Lchvasse - Lunar Abyss
thank me later 8)
Geometry dashers is here!
@@предпоследний-коронный wait for me
So how do you really remove "Petya RSW" I only see proof that the disc is "formatted"
But how the Petya Ransomware can still boot even the disk is formatted?
Song plays
Me: GEOMETRY DASH
ME TOO
DUELO MAESTRO
Yes
+
Thanks bro. I have my computer fixed ^^!
probably you’re lying cause he basically said that's impossible to escape Peyra.
@@seemo_simona He's not lying. Why would he lie?
cheats for minecraft)
if you enter the sites what is gonna happen?
also how are you going to chec5 the links?
are you going to put them in another pc?
its not formatted bc petya just stoled whole files and bytes to hide server and when entered key then files is back to drives files
Pan do tech
🍳 🍩 🖥
3:05 perfect timing
ох уж этот Петя!
Ага
wtf does this mean, what is life
@@gdhexagon5768 umm
It is imposssible that PETYA has formatted the drive because its core files are necessarily located into a partition, which is the one it encrypted.
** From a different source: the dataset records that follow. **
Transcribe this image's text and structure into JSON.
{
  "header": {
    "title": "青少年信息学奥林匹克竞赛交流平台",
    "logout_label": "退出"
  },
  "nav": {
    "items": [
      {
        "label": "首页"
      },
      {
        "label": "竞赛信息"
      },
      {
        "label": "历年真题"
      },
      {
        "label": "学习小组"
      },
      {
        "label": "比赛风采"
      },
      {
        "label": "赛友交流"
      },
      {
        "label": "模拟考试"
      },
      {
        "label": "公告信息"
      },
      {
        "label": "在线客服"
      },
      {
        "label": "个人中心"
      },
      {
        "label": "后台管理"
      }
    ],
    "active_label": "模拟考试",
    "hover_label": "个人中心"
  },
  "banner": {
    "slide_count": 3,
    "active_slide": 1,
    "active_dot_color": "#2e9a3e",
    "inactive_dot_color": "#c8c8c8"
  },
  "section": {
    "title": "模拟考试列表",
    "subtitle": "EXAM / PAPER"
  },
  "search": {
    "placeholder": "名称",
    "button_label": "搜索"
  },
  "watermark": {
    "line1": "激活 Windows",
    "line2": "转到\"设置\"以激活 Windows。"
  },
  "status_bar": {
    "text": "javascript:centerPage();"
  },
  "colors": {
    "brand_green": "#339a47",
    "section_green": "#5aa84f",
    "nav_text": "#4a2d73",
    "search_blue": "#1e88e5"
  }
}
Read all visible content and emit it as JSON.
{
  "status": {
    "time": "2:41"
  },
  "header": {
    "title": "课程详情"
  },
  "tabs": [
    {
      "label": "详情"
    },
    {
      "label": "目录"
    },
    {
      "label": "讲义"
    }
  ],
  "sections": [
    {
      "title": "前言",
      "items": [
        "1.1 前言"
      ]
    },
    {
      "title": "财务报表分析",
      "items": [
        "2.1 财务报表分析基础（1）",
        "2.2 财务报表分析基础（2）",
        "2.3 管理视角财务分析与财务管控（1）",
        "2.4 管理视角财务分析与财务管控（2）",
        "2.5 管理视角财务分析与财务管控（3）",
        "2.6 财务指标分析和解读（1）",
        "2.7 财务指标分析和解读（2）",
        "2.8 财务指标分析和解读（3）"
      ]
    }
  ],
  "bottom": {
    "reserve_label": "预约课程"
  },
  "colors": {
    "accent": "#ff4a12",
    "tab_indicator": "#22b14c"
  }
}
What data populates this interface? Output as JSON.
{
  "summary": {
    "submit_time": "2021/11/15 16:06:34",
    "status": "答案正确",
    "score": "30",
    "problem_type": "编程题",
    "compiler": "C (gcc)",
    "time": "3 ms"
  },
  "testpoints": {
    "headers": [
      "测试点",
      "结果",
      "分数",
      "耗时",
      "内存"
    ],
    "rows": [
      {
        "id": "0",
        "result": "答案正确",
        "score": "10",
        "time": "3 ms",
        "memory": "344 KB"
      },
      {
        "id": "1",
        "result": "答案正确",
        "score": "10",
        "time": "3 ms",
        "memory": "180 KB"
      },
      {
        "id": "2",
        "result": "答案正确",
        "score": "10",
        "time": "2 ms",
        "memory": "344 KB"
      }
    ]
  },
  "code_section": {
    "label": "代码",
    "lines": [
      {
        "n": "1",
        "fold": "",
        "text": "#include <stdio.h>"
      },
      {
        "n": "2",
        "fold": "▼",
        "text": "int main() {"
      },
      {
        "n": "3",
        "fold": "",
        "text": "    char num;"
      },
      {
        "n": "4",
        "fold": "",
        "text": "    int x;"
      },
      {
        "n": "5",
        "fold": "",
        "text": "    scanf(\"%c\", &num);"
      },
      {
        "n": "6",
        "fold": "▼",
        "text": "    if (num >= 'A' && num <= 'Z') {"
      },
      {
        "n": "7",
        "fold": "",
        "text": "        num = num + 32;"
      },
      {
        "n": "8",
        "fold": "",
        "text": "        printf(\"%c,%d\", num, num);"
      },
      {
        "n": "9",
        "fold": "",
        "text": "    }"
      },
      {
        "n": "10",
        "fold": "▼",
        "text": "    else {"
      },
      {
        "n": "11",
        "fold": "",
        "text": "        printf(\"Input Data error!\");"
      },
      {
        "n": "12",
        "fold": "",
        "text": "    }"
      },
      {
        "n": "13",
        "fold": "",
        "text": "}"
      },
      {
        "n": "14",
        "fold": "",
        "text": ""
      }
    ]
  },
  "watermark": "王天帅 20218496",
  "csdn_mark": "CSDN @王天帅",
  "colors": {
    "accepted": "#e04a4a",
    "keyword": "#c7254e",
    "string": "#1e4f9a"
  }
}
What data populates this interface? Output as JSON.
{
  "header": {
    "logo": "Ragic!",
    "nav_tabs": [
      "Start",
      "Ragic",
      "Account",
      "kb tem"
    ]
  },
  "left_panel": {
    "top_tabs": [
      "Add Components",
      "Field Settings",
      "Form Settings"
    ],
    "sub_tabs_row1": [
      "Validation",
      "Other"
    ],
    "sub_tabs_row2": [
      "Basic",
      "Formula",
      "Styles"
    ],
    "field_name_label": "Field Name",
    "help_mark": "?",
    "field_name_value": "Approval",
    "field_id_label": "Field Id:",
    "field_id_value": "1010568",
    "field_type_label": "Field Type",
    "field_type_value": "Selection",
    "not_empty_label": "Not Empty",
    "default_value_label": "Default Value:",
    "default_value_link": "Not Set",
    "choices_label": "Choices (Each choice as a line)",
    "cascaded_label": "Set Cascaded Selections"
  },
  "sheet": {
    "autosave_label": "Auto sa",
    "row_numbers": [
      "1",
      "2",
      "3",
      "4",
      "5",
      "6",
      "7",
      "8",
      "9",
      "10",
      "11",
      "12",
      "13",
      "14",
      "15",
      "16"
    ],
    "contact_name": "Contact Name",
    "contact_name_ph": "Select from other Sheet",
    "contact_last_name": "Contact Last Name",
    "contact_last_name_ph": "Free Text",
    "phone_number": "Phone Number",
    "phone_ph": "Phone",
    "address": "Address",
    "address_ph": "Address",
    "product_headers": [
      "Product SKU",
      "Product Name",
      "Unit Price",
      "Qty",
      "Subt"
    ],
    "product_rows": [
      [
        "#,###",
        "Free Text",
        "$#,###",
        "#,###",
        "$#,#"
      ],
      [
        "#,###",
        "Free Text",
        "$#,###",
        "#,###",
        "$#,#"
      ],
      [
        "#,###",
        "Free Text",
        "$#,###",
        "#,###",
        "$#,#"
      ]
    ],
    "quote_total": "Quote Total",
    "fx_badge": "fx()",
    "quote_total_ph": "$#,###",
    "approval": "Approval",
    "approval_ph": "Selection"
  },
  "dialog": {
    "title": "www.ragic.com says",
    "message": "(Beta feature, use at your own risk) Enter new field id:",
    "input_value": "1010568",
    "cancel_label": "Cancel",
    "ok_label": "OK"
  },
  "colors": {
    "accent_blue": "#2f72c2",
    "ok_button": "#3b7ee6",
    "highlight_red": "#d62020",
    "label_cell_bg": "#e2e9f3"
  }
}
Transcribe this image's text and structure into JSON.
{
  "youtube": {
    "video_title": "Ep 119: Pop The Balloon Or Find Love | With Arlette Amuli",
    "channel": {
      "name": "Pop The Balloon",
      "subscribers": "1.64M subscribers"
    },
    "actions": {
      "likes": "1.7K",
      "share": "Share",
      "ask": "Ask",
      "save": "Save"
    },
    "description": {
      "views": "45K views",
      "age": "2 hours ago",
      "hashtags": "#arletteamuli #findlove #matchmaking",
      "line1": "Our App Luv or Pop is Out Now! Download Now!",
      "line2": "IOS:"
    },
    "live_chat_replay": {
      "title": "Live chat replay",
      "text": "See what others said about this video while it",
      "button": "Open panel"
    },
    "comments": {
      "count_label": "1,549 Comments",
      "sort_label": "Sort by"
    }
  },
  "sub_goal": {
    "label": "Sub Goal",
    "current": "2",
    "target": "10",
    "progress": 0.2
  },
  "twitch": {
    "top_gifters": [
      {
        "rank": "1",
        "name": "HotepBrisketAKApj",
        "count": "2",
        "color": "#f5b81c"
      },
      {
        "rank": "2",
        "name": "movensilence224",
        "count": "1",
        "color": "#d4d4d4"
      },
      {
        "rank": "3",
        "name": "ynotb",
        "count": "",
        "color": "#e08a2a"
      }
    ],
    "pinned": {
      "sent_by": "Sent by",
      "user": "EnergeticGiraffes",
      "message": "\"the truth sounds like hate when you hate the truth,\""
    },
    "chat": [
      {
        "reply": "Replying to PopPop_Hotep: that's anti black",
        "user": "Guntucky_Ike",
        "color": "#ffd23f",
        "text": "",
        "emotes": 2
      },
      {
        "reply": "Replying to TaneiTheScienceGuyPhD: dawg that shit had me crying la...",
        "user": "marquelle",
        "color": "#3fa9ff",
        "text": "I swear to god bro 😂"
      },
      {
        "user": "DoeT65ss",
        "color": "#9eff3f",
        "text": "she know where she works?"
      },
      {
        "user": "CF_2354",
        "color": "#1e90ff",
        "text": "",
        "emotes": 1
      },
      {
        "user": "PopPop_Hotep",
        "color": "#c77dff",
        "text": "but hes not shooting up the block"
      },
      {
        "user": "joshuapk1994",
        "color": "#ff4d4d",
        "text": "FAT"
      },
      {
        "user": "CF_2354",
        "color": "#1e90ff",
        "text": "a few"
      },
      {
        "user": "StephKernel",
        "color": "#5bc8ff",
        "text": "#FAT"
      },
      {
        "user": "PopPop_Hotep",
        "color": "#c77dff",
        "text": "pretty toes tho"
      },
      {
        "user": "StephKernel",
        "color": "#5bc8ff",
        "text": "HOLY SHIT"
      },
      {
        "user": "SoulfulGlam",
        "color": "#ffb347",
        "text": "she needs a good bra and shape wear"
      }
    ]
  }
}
PETYA destroy the Master Boot Record or GUID Partition Table and the Master File Table. WINDOWS SIMPLY CANNOT RECOGNIZE AN ENCRYPTED DISK, AND EVEN CAN'T BOOT UP FROM IT SO *THERE ISN'T ANY PROOF* . The disk is empty and it is "0 Bytes of 0 Bytes" because Windows cannot recognize it and BOOTREC /SCANOS searched for Windows Boot Loader, which was cancelled and overwritten by Petya one. You could simply stop the chkdsk, and type bootrec /fixmbr and if some of system files weren't available anymore, simply copy that from X:\Sources to C:\Windows.
i think CMD and anti virus serves as the most crushing line of defense in your computer
4:05 lol look at the key
DUALO MAESTRO GEOMETRY DASH AAAAAAAAAAA
yeeeeeee
Duelo maestro!!!; [GD]
geometry dash Duelo maestro...
wrong
NIGHT LAME lunar abyss from newgrounds*
Can I use this video? I found a better music for this video
CHKDSK is a CMD command, that checks your disc. Available when runned as administrator
True, but not in this case.
pandotech what is the name of the song? that you used in the video?
SI PETYA FORMATEA EL DISCO DURO, COMO HACE PARA IMPLEMENTAR SU PROGRAMA DE ARRANQUE??????
This virus isn't the worst ever virus/malware to exists. There is CIH which "breaks" bios, or atleast on older systems.
OIETIF.exe too :P
If someone is looking for it... the name of the song is Lunar Abyss.
What if I do this on GPT and what if I simply delete system reserved partition and reinstall windows? Does it corrupt the computer's firmware?